On DIVA we hope to do more around communications early in New Year.  It was great to see a strong Scottish presence over in Washington for Partners in Learning Conference but I still fear many of these opportunities pass too many by in the main as folks are not aware of all the development opportunities available to them.

Finally an active year for Cross Party Skills Committee transitioning with new administration, on-going work getting things in place for Scotland’s Commonwealth Games 2014 through the Legacy Committee and lots of fine tuning of offers through the Partnership Action for Continuing Employment and at end of year lots of work with Scotland’s Colleges, Skills Development Scotland and Education Scotland looking once again at a shared services agenda.
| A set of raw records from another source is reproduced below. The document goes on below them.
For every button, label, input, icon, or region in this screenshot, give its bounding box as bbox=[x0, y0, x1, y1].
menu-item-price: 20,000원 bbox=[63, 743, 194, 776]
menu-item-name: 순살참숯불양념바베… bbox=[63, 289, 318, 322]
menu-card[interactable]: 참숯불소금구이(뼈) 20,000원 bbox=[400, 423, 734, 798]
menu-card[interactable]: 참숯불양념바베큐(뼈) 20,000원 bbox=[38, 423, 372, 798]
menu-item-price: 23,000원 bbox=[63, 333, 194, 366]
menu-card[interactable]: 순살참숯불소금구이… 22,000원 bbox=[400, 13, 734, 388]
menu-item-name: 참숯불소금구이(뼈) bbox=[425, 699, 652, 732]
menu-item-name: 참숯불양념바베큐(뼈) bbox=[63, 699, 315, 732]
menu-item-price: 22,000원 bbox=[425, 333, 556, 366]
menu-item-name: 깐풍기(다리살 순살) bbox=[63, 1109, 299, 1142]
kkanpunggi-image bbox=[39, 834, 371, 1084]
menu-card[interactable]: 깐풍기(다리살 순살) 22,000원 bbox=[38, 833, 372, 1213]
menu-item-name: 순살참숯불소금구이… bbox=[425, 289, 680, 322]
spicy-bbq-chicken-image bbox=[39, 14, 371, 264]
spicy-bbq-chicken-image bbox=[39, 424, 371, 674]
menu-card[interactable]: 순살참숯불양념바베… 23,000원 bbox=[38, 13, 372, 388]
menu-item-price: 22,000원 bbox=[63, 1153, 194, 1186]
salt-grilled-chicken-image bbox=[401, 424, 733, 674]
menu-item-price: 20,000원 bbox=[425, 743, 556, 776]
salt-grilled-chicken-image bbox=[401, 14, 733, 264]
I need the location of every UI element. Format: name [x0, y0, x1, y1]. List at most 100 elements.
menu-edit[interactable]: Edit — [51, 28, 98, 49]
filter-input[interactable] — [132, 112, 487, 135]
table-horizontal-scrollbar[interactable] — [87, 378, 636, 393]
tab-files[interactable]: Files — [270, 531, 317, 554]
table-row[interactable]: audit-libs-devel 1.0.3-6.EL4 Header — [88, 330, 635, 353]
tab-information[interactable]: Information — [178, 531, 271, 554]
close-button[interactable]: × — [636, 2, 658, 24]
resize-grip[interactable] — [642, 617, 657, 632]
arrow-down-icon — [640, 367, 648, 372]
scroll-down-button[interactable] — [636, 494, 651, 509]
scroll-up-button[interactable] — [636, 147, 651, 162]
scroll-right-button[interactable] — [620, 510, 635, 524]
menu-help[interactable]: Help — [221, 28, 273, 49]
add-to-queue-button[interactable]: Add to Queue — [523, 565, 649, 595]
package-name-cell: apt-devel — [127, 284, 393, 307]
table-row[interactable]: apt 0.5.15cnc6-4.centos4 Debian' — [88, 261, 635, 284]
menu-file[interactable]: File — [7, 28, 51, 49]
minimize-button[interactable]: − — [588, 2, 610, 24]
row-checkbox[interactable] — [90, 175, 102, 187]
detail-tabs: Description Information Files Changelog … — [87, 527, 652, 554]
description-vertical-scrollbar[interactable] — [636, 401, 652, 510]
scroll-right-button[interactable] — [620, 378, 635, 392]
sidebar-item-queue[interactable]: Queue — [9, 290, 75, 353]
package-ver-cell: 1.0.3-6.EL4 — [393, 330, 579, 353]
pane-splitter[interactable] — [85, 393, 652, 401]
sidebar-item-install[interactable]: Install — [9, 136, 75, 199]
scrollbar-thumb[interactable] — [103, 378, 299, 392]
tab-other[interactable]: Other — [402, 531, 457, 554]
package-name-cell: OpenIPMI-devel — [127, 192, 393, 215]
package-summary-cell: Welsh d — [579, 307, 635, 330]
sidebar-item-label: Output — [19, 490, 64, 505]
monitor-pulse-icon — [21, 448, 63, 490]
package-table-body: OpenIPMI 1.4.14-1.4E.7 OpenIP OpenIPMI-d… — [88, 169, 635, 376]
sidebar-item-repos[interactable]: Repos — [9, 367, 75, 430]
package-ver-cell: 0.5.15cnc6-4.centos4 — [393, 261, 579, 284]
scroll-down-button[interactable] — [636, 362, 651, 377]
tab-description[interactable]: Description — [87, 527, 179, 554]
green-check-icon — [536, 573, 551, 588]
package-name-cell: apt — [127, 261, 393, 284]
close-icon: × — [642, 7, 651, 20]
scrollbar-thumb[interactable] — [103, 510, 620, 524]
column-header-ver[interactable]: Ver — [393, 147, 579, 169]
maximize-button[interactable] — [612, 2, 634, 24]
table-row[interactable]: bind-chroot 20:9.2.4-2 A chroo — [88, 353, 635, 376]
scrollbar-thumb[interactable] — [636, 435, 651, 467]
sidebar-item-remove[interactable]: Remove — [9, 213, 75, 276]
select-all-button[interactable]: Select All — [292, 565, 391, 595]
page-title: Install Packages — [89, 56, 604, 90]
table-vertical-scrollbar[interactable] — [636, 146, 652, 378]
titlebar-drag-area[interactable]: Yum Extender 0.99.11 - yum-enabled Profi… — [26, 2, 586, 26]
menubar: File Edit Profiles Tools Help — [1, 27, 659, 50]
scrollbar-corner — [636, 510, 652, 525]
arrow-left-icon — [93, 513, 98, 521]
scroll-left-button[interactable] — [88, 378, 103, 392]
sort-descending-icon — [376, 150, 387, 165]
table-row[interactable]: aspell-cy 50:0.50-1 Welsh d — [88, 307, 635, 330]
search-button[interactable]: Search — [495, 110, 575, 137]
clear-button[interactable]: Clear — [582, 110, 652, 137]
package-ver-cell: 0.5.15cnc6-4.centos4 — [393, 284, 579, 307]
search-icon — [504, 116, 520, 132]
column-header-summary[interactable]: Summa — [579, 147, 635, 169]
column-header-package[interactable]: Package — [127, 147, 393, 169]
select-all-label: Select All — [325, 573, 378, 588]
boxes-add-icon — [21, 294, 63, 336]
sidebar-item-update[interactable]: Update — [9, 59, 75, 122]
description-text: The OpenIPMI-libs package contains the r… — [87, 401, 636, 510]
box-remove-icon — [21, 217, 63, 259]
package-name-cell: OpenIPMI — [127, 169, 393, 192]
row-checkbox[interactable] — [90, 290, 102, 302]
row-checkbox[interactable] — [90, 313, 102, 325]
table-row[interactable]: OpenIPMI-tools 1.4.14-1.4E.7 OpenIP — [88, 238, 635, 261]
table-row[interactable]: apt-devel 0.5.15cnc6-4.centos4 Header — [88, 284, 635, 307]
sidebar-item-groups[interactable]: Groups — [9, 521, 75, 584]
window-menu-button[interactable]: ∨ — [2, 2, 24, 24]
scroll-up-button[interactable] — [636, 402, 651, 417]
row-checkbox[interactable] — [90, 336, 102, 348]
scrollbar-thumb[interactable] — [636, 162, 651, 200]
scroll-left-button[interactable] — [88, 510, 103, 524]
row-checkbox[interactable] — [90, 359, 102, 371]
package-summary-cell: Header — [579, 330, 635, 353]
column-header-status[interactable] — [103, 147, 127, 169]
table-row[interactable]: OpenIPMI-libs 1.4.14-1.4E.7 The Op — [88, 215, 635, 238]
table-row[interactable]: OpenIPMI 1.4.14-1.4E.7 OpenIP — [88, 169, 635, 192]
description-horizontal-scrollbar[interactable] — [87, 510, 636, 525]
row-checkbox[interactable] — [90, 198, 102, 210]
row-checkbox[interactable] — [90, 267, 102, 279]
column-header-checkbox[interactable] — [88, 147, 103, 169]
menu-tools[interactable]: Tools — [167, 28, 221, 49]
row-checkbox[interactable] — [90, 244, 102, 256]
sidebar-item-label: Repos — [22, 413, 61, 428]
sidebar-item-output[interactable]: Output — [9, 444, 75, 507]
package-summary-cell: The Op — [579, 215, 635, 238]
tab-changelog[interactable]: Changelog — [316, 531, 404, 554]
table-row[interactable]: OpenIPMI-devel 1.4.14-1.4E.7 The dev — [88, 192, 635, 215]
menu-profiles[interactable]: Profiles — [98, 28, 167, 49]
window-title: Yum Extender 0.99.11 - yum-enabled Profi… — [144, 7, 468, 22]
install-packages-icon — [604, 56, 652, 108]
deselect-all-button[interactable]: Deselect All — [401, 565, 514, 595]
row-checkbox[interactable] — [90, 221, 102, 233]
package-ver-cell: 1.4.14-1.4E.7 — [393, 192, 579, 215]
I was fortunate too to get along to ALT-C11  and OER11 this year 

Tuesday, December 13, 2011

JORUM Have a Look

I'm delighted still to be involved with JORUM . We need to foster more openness and the sharing of learning resources and we need to promote progression for learners - I can't think of a much better way of promoting learning than making learning materials available for teachers and learners through  an open learning object repository

There are lots of lessons around the journey that JORUM is making which are  relevant to many organisations in the private and public sectors who are interested in opening up and sharing learning content.

Spotted this nice summary of first meeting of new Jorum Steering Group  and you can follow the adventures of the JORUM Team here.

Tuesday, December 06, 2011

Microsoft Partners in Learning Camp Scotland #pilgf #msftpil



Just did some homework around promoting this useful and free event for teachers .
There are great opportunities for teacher development from a broad range of private sector partners .
Sometimes it seems harder than it should be to get the message out around this and a  host of other related  opportunities.

Some of this is natural public sector suspicion and circumspection but goodness knows we do need innovative thinking from both the public and private sectors to support skills development of learners and teachers across Scotland. 

Thursday, December 01, 2011

GLOW and SQA


Have to say up front I have no involvement in the organisation of these events .

 But just delighted that after a lot of years there are  SQA events taking place using the national platform and supported by Education Scotland . 

SQA
  • Important information for Secondary Schools: SQA Curriculum Area Events Live on Glow here. Most events and workshops will be shown live and recorded for watching again later.